Today, the time spent actively is increasingly being replaced by screen-based media, although in some teenagers, a high level of physical activity (PA) and longer time spent in front of a screen (screen time, ST) may coexist as a mixed behavioral pattern. This study aimed to examine the association of the pattern created as activity (low/high ST with high PA) and inactivity patterns (low/high ST with low PA) with overweight, central obesity, and muscle strength in Polish teenagers taking into consideration socioeconomic and demographic factors. Cross-sectional data were collected from elementary school children (n = 1567), aged 11–13 years. Height, weight, waist circumference, and handgrip strength were measured. Body mass index (BMI) was calculated as the overweight measure, and the waist-to-height ratio (WHtR) was calculated as the central obesity measure.
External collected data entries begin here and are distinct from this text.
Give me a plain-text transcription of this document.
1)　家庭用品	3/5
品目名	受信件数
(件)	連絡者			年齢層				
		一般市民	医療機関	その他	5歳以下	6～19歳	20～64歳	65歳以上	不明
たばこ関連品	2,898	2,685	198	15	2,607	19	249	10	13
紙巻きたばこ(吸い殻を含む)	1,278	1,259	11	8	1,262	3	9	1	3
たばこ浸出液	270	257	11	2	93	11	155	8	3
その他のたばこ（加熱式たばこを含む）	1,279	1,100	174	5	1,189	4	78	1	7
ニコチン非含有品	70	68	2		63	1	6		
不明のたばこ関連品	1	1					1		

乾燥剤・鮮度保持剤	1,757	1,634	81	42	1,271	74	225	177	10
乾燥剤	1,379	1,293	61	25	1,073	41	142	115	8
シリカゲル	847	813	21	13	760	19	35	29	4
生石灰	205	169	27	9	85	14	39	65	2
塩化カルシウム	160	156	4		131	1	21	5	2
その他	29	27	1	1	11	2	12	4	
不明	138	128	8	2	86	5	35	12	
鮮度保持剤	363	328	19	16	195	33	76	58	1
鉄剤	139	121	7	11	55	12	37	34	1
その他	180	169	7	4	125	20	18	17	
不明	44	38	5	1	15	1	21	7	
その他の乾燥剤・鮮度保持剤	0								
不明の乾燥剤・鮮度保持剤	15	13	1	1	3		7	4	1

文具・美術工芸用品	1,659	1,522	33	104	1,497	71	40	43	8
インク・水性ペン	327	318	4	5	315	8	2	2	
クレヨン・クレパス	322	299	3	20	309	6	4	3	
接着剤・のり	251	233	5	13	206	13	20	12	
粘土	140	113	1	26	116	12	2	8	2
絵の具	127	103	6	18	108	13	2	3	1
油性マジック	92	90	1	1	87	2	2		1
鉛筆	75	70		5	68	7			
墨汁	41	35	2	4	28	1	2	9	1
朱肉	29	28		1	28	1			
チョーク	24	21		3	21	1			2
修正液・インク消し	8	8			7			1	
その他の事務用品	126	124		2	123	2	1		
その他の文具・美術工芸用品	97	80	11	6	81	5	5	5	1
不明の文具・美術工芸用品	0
Data on ST, PA, socioeconomic status, demographics, and nutrition knowledge were collected by a questionnaire. Activity–inactivity patterns were defined by an a priori approach. Multivariate logistic regression modelling was applied. The most active pattern (lowST-highPA) was found in 17% of the total sample. Teenagers with the most inactive pattern (highST-lowPA) had over four times higher chance of general overweight. No association between WHtR ≥0.5 and highST-highPA pattern was found. Higher muscle strength (>1 SD) was associated only with high physical activity. Urban residence or lower socioeconomic status increased adherence to the most inactive pattern. From a public health perspective, implementing interventions promoting active patterns in 11–13-year-old teenagers is important for obesity prevention and enhanced physical fitness, especially in girls, teenagers living in urban areas, and from families with lower socio-economic status.